À Hanoï, des rangées entières de maisons ont été réduites en poussière, des routes sont défoncées et des immeubles en ruines jalonnent le paysage urbain. La ville, qui ambitionne de rivaliser avec les grandes métropoles internationales, est éventrée par des chantiers colossaux. Le plan de développement adopté pour la capitale vietnamienne, pensé pour un siècle, prévoit la construction de ponts, de lignes de métro, de nouveaux quartiers résidentiels et l’aménagement des berges du fleuve Rouge. Des centaines de milliers de personnes pourraient être contraintes de quitter leur domicile pour laisser place à ces projets dans une agglomération qui compte déjà huit millions d’habitants et dont la population devrait doubler d’ici 2045.

Les autorités communistes entendent faire du Vietnam un pays développé grâce à une croissance économique soutenue par d’importants investissements dans les infrastructures. Mais la rapidité d’exécution de ces travaux perturbe profondément la vie des Hanoïens. Certains ont déjà été expropriés, tandis que beaucoup d’autres redoutent de subir le même sort. Hung, un homme d’affaires de 51 ans, a vu sa maison démolie en avril pour permettre la construction d’un pont enjambant le fleuve Rouge, un projet estimé à 750 millions de dollars. « Je n’ai jamais vu les autorités agir aussi vite », confie-t-il.
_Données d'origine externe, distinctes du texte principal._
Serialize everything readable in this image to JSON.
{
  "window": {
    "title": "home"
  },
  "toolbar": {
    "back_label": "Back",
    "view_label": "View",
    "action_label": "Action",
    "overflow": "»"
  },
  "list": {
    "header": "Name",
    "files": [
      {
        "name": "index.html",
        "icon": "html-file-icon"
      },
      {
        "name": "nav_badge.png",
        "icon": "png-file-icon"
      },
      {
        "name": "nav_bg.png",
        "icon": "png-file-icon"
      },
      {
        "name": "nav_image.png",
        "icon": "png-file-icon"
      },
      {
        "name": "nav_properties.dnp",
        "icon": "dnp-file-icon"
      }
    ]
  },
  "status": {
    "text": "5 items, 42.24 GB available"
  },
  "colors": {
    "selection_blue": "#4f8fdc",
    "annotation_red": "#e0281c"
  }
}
Son père avait vécu dans cette demeure toute sa vie, connaissant chaque recoin et chaque voisin. « Il a vu tout cela détruit en un clin d’œil », ajoute cet habitant qui préfère taire son nom de famille. Il a reçu une indemnisation de dix milliards de dongs, soit environ 380 000 dollars, ainsi qu’un terrain en zone rurale, alors que son bien valait près de trois fois plus sur le marché. « La construction d’un nouveau pont est une bonne chose pour tous, sauf pour nous », soupire-t-il.

Hanoï, qui n’abritait qu’un demi-million d’habitants pendant la plus grande partie de son histoire, a connu une expansion spectaculaire dans les années 1980 et 1990, après les réformes orientées vers l’économie de marché. Les nouveaux arrivants des campagnes ont bâti des maisons sur des terrains dont ils n’étaient pas propriétaires, donnant naissance à des quartiers tentaculaires aux ruelles étroites et sinueuses. La municipalité a tenté d’encadrer cette croissance, mais ces plans « ont souvent été tournés en dérision car ils restaient dans les tiroirs », explique une professeure d’urbanisme à l’université de Montréal, spécialiste du Vietnam. Aujourd’hui, le nouveau plan de développement, annoncé par le secrétaire général du Parti communiste et président To Lam, prévoit « un nouveau modèle de croissance » accompagné d’un gigantesque programme de constructions, facilité par des procédures administratives simplifiées.

Avec sept nouveaux ponts et plus de 1 200 kilomètres de lignes de métro et de voies ferrées, le projet de la future mégapole devrait coûter plus de 2 500 milliards de dollars sur vingt ans. Il inclut également l’élargissement des routes et l’amélioration des systèmes de drainage pour faire face aux risques d’inondations liés au changement climatique. Plus de 11 000 hectares sur les berges du fleuve seront transformés en parcs et en résidences, entraînant le déplacement d’environ 250 000 personnes. Selon les médias d’État, jusqu’à 860 000 personnes pourraient être concernées. Les autorités contestent ces chiffres, mais le département d’architecture et de planification urbaine d’Hanoï n’a pas fourni de clarifications.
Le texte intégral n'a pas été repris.